In an interview with Skai TV in 2003, Theodorakis revealed the circumstances under which he composed the landmark piece, named after Ritsos’s work.

“When I came back from Makronissos I was a wreck,” he said in reference to the island he had been exiled to along with Ritsos and other communists and leftists, from 1949 to 1950, where they were submitted to brutal torture.

“My body was not such a problem as was the fact that those terrible experiences left me with a terrible illness. I had epileptic fits and would lose consciousness. There was a time when I would faint, and when I came to, I would have a complete loss of personality; I did not know who I was, so I had to be looked after,” he said.

This situation persisted for a decade. “Strangely enough,” Theodorakis said, “when I wrote ‘Epitaphios’ I got better. It was so important.
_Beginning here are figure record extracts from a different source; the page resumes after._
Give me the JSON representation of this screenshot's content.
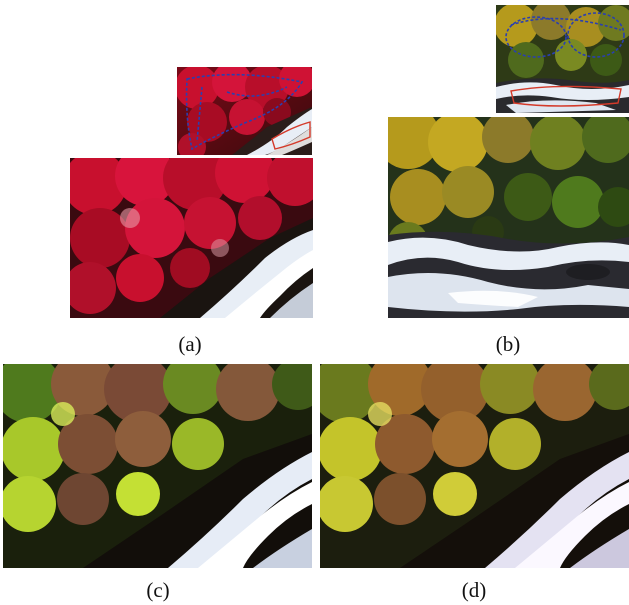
{
  "figure": {
    "panels": [
      {
        "id": "a",
        "label": "(a)"
      },
      {
        "id": "b",
        "label": "(b)"
      },
      {
        "id": "c",
        "label": "(c)"
      },
      {
        "id": "d",
        "label": "(d)"
      }
    ]
  },
  "colors": {
    "red_foliage": "#c8102e",
    "yellow_foliage": "#b59a1c",
    "green_foliage": "#4f7a1d",
    "olive_foliage": "#8c7a2a",
    "water": "#e8eef6",
    "scribble_blue": "#2a3fb0",
    "scribble_red": "#d43a2a",
    "dark_bank": "#1a1410"
  }
}
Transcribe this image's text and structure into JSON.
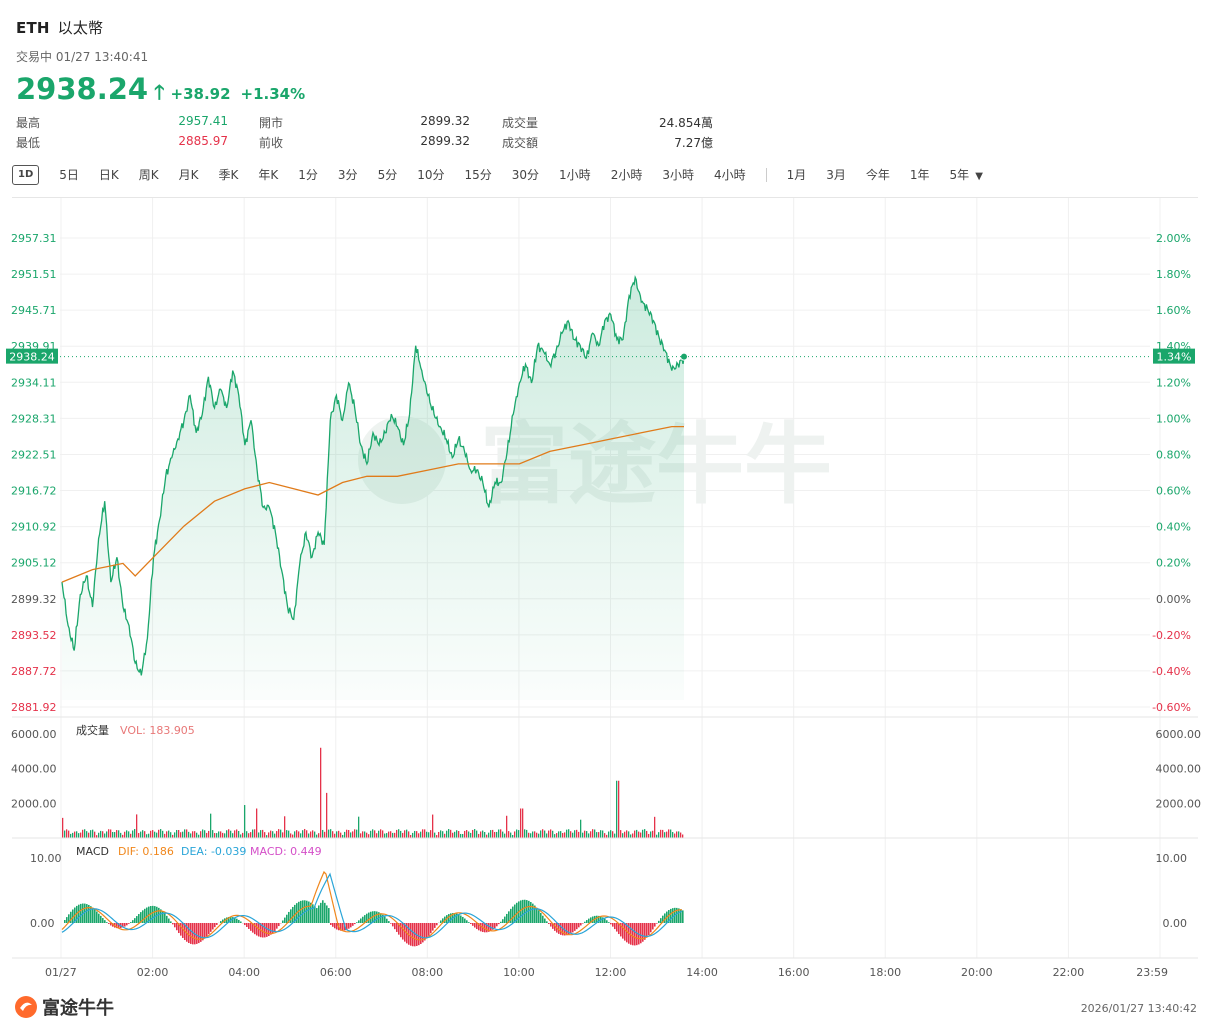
{
  "header": {
    "symbol": "ETH",
    "name": "以太幣",
    "status": "交易中 01/27 13:40:41",
    "price": "2938.24",
    "change": "+38.92",
    "change_pct": "+1.34%"
  },
  "stats": {
    "high_label": "最高",
    "high": "2957.41",
    "low_label": "最低",
    "low": "2885.97",
    "open_label": "開市",
    "open": "2899.32",
    "prev_label": "前收",
    "prev": "2899.32",
    "vol_label": "成交量",
    "vol": "24.854萬",
    "amt_label": "成交額",
    "amt": "7.27億"
  },
  "tabs": {
    "active": "1D",
    "group1": [
      "5日",
      "日K",
      "周K",
      "月K",
      "季K",
      "年K",
      "1分",
      "3分",
      "5分",
      "10分",
      "15分",
      "30分",
      "1小時",
      "2小時",
      "3小時",
      "4小時"
    ],
    "group2": [
      "1月",
      "3月",
      "今年",
      "1年",
      "5年"
    ]
  },
  "price_axis": {
    "left": [
      "2957.31",
      "2951.51",
      "2945.71",
      "2939.91",
      "2934.11",
      "2928.31",
      "2922.51",
      "2916.72",
      "2910.92",
      "2905.12",
      "2899.32",
      "2893.52",
      "2887.72",
      "2881.92"
    ],
    "right": [
      "2.00%",
      "1.80%",
      "1.60%",
      "1.40%",
      "1.20%",
      "1.00%",
      "0.80%",
      "0.60%",
      "0.40%",
      "0.20%",
      "0.00%",
      "-0.20%",
      "-0.40%",
      "-0.60%"
    ],
    "current_left": "2938.24",
    "current_right": "1.34%"
  },
  "volume_panel": {
    "title": "成交量",
    "vol_text": "VOL: 183.905",
    "axis": [
      "6000.00",
      "4000.00",
      "2000.00"
    ]
  },
  "macd_panel": {
    "title": "MACD",
    "dif_text": "DIF: 0.186",
    "dea_text": "DEA: -0.039",
    "macd_text": "MACD: 0.449",
    "axis": [
      "10.00",
      "0.00"
    ]
  },
  "time_axis": [
    "01/27",
    "02:00",
    "04:00",
    "06:00",
    "08:00",
    "10:00",
    "12:00",
    "14:00",
    "16:00",
    "18:00",
    "20:00",
    "22:00",
    "23:59"
  ],
  "watermark": "富途牛牛",
  "footer": {
    "logo_text": "富途牛牛",
    "timestamp": "2026/01/27 13:40:42"
  },
  "colors": {
    "up": "#1aa66b",
    "down": "#e5324a",
    "avg_line": "#e07b1a",
    "dif": "#f0871c",
    "dea": "#2aa5d8",
    "macd_label": "#d44fc8"
  },
  "chart_data": {
    "type": "line",
    "ylim": [
      2881.92,
      2963.11
    ],
    "prev_close": 2899.32,
    "price_points": [
      [
        0,
        2902
      ],
      [
        1,
        2895
      ],
      [
        2,
        2891
      ],
      [
        3,
        2900
      ],
      [
        4,
        2903
      ],
      [
        5,
        2898
      ],
      [
        6,
        2909
      ],
      [
        7,
        2915
      ],
      [
        8,
        2902
      ],
      [
        9,
        2906
      ],
      [
        10,
        2898
      ],
      [
        11,
        2895
      ],
      [
        12,
        2889
      ],
      [
        13,
        2887
      ],
      [
        14,
        2893
      ],
      [
        15,
        2906
      ],
      [
        16,
        2912
      ],
      [
        17,
        2919
      ],
      [
        18,
        2922
      ],
      [
        19,
        2925
      ],
      [
        20,
        2928
      ],
      [
        21,
        2932
      ],
      [
        22,
        2926
      ],
      [
        23,
        2929
      ],
      [
        24,
        2935
      ],
      [
        25,
        2930
      ],
      [
        26,
        2933
      ],
      [
        27,
        2930
      ],
      [
        28,
        2936
      ],
      [
        29,
        2932
      ],
      [
        30,
        2924
      ],
      [
        31,
        2928
      ],
      [
        32,
        2920
      ],
      [
        33,
        2914
      ],
      [
        34,
        2914
      ],
      [
        35,
        2910
      ],
      [
        36,
        2904
      ],
      [
        37,
        2898
      ],
      [
        38,
        2896
      ],
      [
        39,
        2905
      ],
      [
        40,
        2910
      ],
      [
        41,
        2906
      ],
      [
        42,
        2910
      ],
      [
        43,
        2908
      ],
      [
        44,
        2928
      ],
      [
        45,
        2932
      ],
      [
        46,
        2928
      ],
      [
        47,
        2934
      ],
      [
        48,
        2930
      ],
      [
        49,
        2924
      ],
      [
        50,
        2921
      ],
      [
        51,
        2926
      ],
      [
        52,
        2924
      ],
      [
        53,
        2926
      ],
      [
        54,
        2929
      ],
      [
        55,
        2927
      ],
      [
        56,
        2924
      ],
      [
        57,
        2929
      ],
      [
        58,
        2940
      ],
      [
        59,
        2936
      ],
      [
        60,
        2932
      ],
      [
        61,
        2929
      ],
      [
        62,
        2927
      ],
      [
        63,
        2925
      ],
      [
        64,
        2922
      ],
      [
        65,
        2925
      ],
      [
        66,
        2923
      ],
      [
        67,
        2920
      ],
      [
        68,
        2920
      ],
      [
        69,
        2918
      ],
      [
        70,
        2914
      ],
      [
        71,
        2918
      ],
      [
        72,
        2918
      ],
      [
        73,
        2923
      ],
      [
        74,
        2929
      ],
      [
        75,
        2934
      ],
      [
        76,
        2937
      ],
      [
        77,
        2934
      ],
      [
        78,
        2940
      ],
      [
        79,
        2939
      ],
      [
        80,
        2937
      ],
      [
        81,
        2939
      ],
      [
        82,
        2942
      ],
      [
        83,
        2944
      ],
      [
        84,
        2941
      ],
      [
        85,
        2940
      ],
      [
        86,
        2938
      ],
      [
        87,
        2942
      ],
      [
        88,
        2940
      ],
      [
        89,
        2944
      ],
      [
        90,
        2945
      ],
      [
        91,
        2941
      ],
      [
        92,
        2941
      ],
      [
        93,
        2948
      ],
      [
        94,
        2951
      ],
      [
        95,
        2947
      ],
      [
        96,
        2946
      ],
      [
        97,
        2944
      ],
      [
        98,
        2941
      ],
      [
        99,
        2939
      ],
      [
        100,
        2936
      ],
      [
        101,
        2937
      ],
      [
        102,
        2938
      ]
    ],
    "avg_points": [
      [
        0,
        2902
      ],
      [
        5,
        2904
      ],
      [
        10,
        2905
      ],
      [
        12,
        2903
      ],
      [
        15,
        2906
      ],
      [
        20,
        2911
      ],
      [
        25,
        2915
      ],
      [
        30,
        2917
      ],
      [
        34,
        2918
      ],
      [
        38,
        2917
      ],
      [
        42,
        2916
      ],
      [
        46,
        2918
      ],
      [
        50,
        2919
      ],
      [
        55,
        2919
      ],
      [
        60,
        2920
      ],
      [
        65,
        2921
      ],
      [
        70,
        2921
      ],
      [
        75,
        2921
      ],
      [
        80,
        2923
      ],
      [
        85,
        2924
      ],
      [
        90,
        2925
      ],
      [
        95,
        2926
      ],
      [
        100,
        2927
      ],
      [
        102,
        2927
      ]
    ],
    "volume_ylim": [
      0,
      6800
    ],
    "macd_ylim": [
      -5,
      12
    ]
  }
}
It showed me that it is all one thing.”

The seizures stopped as soon as he started penning his first melodies. “Epitaphios” started transforming “all that stuff, the psychological baggage that I had inside me, into something positive.” The composer needed to write music and until that point he had chaneled that need into European music but soon realized that it simply did not express him. “I did not express my insides, my pain, my wounds – I managed to turn all these things, instead of into madness and self-destruction, into an ending, into ‘Epitaphios.’”
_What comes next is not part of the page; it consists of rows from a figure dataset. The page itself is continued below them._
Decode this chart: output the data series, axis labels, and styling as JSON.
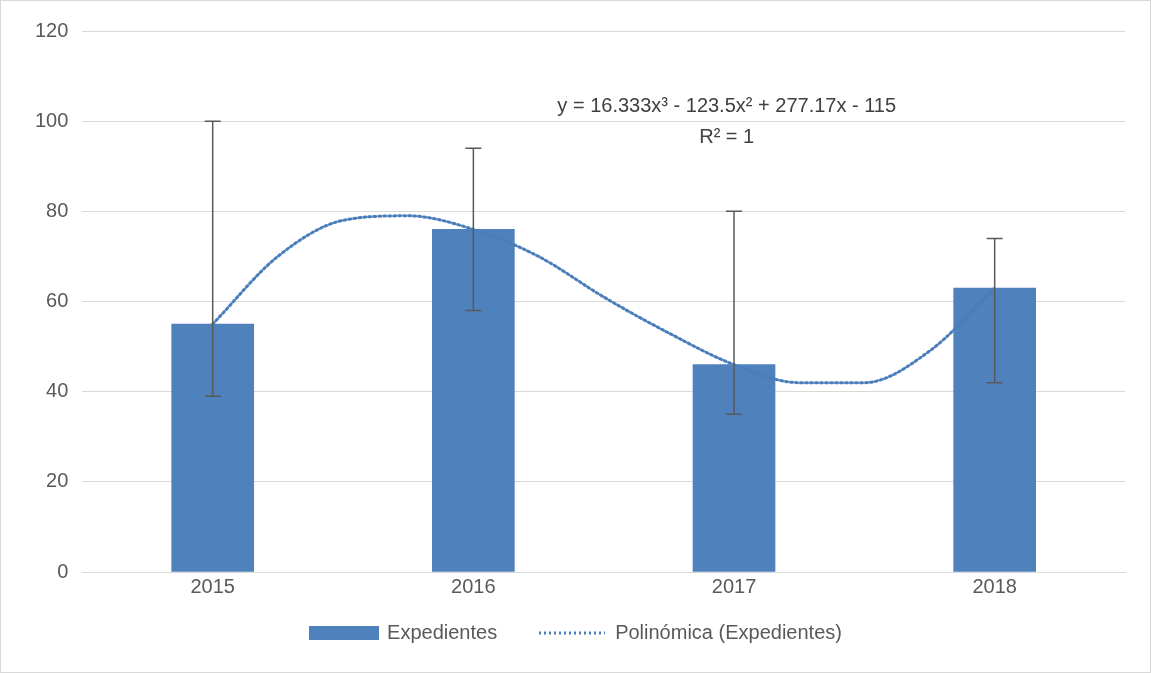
{
  "chart_data": {
    "type": "bar",
    "x": [
      2015,
      2016,
      2017,
      2018
    ],
    "xlim": [
      2014.5,
      2018.5
    ],
    "xticks": [
      2015,
      2016,
      2017,
      2018
    ],
    "ylim": [
      0,
      120
    ],
    "yticks": [
      0,
      20,
      40,
      60,
      80,
      100,
      120
    ],
    "grid": "y",
    "legend": "bottom",
    "series": [
      {
        "name": "Expedientes",
        "color": "#4f81bd",
        "values": [
          55,
          76,
          46,
          63
        ],
        "errors": [
          [
            39,
            100
          ],
          [
            58,
            94
          ],
          [
            35,
            80
          ],
          [
            42,
            74
          ]
        ]
      },
      {
        "name": "Polinómica  (Expedientes)",
        "type": "line",
        "color": "#4a7ebb",
        "line_style": "dotted",
        "marker": "none",
        "x": [
          2015,
          2015.25,
          2015.5,
          2015.75,
          2016,
          2016.25,
          2016.5,
          2016.75,
          2017,
          2017.25,
          2017.5,
          2017.75,
          2018
        ],
        "values": [
          55,
          70,
          78,
          79,
          76,
          70,
          61,
          53,
          46,
          42,
          42,
          49,
          63
        ]
      }
    ],
    "annotations": [
      "y = 16.333x³ - 123.5x² + 277.17x - 115",
      "R² = 1"
    ]
  }
}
When he completed the music he sent three copies: to Ritsos, to his friend Vyronas Samios and to fellow-composer Manos Hadjidakis, who offered to orchestrate and record it in Athens with Nana Mouskouri, in what turned out to be one of her finest performances.

On his return from Paris, Theodorakis wanted something more powerful to stir the sentiment of the popular masses, so, with Columbia records, he began recording the songs with rebetiko masters Grigoris Bithikotsis, whom he had met during his military service, and Manolis Hiotis. Hadjidakis, meanwhile, was recording his own version for the Fidelity label.

The two camps

The two versions of “Epitaphios” split the country, which had only just started recovering from a bloody civil war, but for different reasons. Those in the Hadjidakis camp preferred Mouskouri’s more lyrical rendition, while those in Theodorakis’s corner appreciated Bithikotsis’s laconic interpretation.Performances became rowdy affairs, with the crowd arguing over which version was better. In October 1960, at the Union of Cretan Students, Theodorakis defended Hadjidakis’s lyrical take, but said that he still preferred Bithikotsis’s emotive style. “Epitaphios” was performed all over the country to the delight of audiences everywhere, though there were also acts of sabotage against it, such as electrical cables at theaters being cut or the artists receiving threats.
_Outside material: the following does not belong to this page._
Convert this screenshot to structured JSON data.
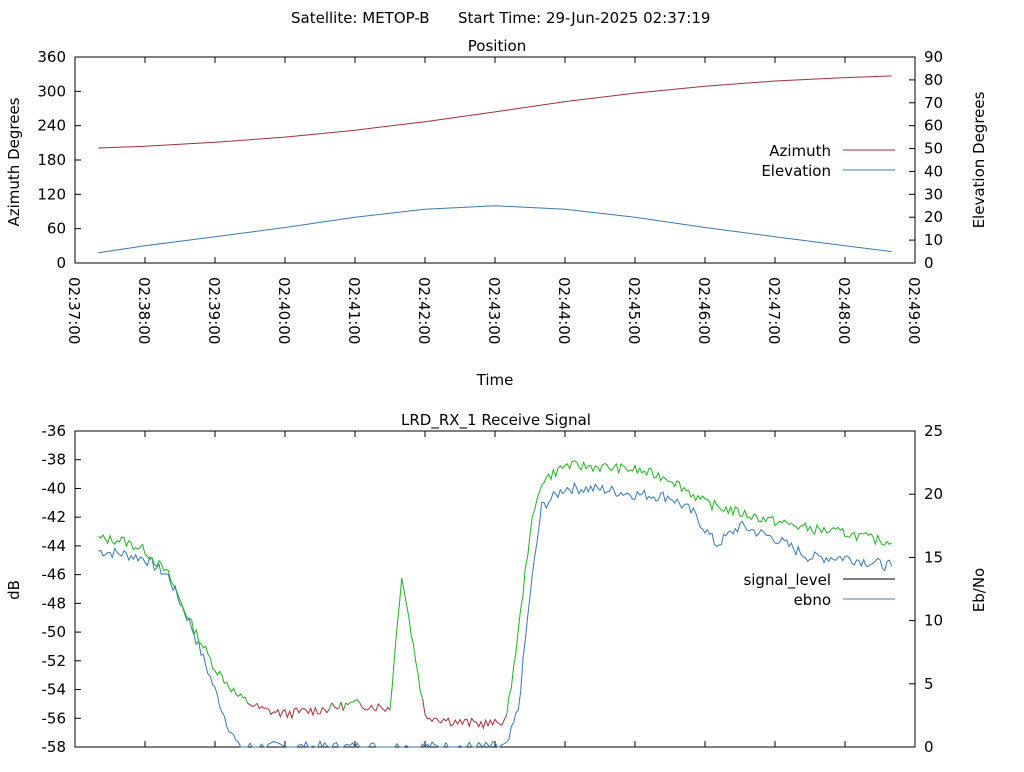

Staunch communists were as reluctant to embrace it as were conservative composers and critics.

Since then there have been numerous new interpretations, by artists such as Stavros Xarchakos, John Williams, Iakovos Kolanian, Milos Karadaglic and Nena Venetsanou, among others.

It’s been 79 years since Ritsos wrote “Epitaphios” in just four days. But “Epitaphios” as melodized by Theodorakis is still one of the greatest revolutions that ever happened in Greek music.